This article is from the Investing Articles: Public Offerings: IPO and DPO series.
Estimated Costs.
The offerings with the least initial
up-front costs are the offerings that allow an issuer to "test the
waters" by soliciting public indications of interest prior to
incurring the major expense of preparing an extensive disclosure
document and, in some cases, registering the security under state
law.>
The estimated costs of a Regulation A Offering may be summarized as follows:
(2) Legal due diligence fees, preparation of selling agreement with the underwriter, and preparation of the "test the waters" document ( if requested ) - $10,000-$15,000, of which $7,500 is a deposit and the balance is subsequently billed.
(3) Preparation of a offering statement and/or registration of the securities in one or more states - $15,000-$25,000 (or more depending on how much work the issuer puts into preparing the documents and how well the issuer works with the attorney).
(4) Travel expenses and other out-of-pocket expenses.
(6) The SEC filing fee is $500. The Blue Sky filing fees vary from state to state, but could approximate $10,000 if an offering is registered in 10-15 states, depending on the states. The NASD filing fee is $500 plus .01% of the offering amount.

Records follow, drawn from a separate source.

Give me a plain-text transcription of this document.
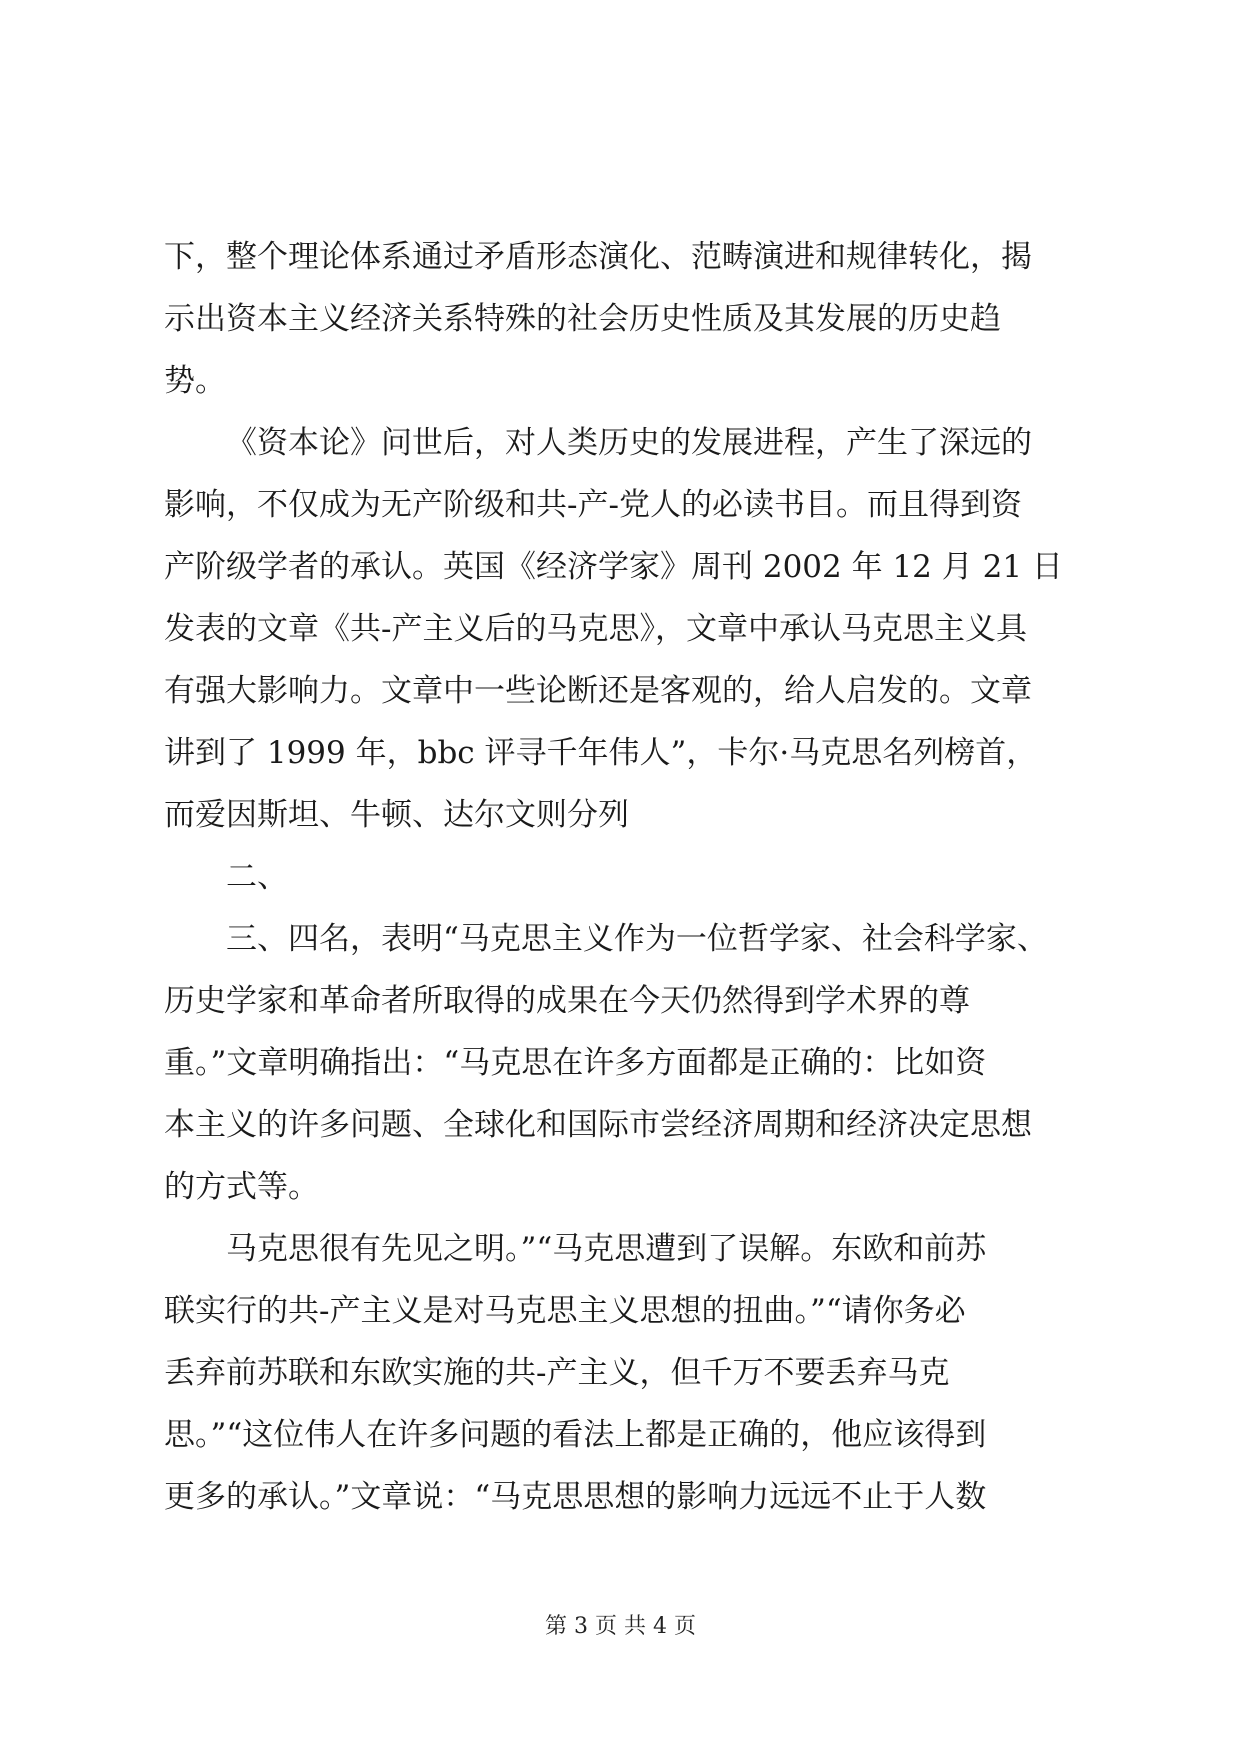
下，整个理论体系通过矛盾形态演化、范畴演进和规律转化，揭
示出资本主义经济关系特殊的社会历史性质及其发展的历史趋
势。
《资本论》问世后，对人类历史的发展进程，产生了深远的
影响，不仅成为无产阶级和共-产-党人的必读书目。而且得到资
产阶级学者的承认。英国《经济学家》周刊 2002 年 12 月 21 日
发表的文章《共-产主义后的马克思》，文章中承认马克思主义具
有强大影响力。文章中一些论断还是客观的，给人启发的。文章
讲到了 1999 年，bbc 评寻千年伟人”，卡尔·马克思名列榜首，
而爱因斯坦、牛顿、达尔文则分列
二、
三、四名，表明“马克思主义作为一位哲学家、社会科学家、
历史学家和革命者所取得的成果在今天仍然得到学术界的尊
重。”文章明确指出：“马克思在许多方面都是正确的：比如资
本主义的许多问题、全球化和国际市尝经济周期和经济决定思想
的方式等。
马克思很有先见之明。”“马克思遭到了误解。东欧和前苏
联实行的共-产主义是对马克思主义思想的扭曲。”“请你务必
丢弃前苏联和东欧实施的共-产主义，但千万不要丢弃马克
思。”“这位伟人在许多问题的看法上都是正确的，他应该得到
更多的承认。”文章说：“马克思思想的影响力远远不止于人数
第 3 页 共 4 页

(7) If the issuer has separate securities counsel, then such attorneys fees are additional expenses. Accounting fees are additional expenses.
Assumptions.
This summary is based upon the following
assumptions: the company is "clean", meaning the articles of
incorporation, the bylaws, and the material contracts do not need to
be revised or amended; the officers do not have securities laws
violations, bankruptcies, or other issues in their past; there is a
simple capital structure without multiple layers of securities and
debt; the company's officers are available and cooperative and do much
of the work, particularly in drafting the disclosure documents; the
company's officers and shareholders are decisive and take advice and
follow instructions readily and precisely; the company does not
present abnormal business risks (for example, a start up is obviously
more risky than a company with several years of profitable business,
and a start up with significant prior investment and a completed or
near completed product is less risky than a start-up that is a concept
only); the shareholders are realistic about the valuation of their
company. These estimates are based upon the estimated number of hours
multiplied by the hourly rate. If the number of hours is fewer than
estimated, then the costs will be less than estimated; if the number
of hours is more than estimated, then the cost will be greater than
estimated.
In addition, the issuer might have the costs of its own attorney's fees. Accordingly, an issuer may wish to consider jointly retaining the attorney with the underwriter and executing an appropriate waiver of conflict of interest. In such cases, the attorney would take on additional responsibilities normally undertaken by the issuers counsel, which would involve some unknown amount of fees. Typically, however, the issuer may expect that the amount of attorneys fees would be significantly reduced by retaining one attorney to conduct the offering.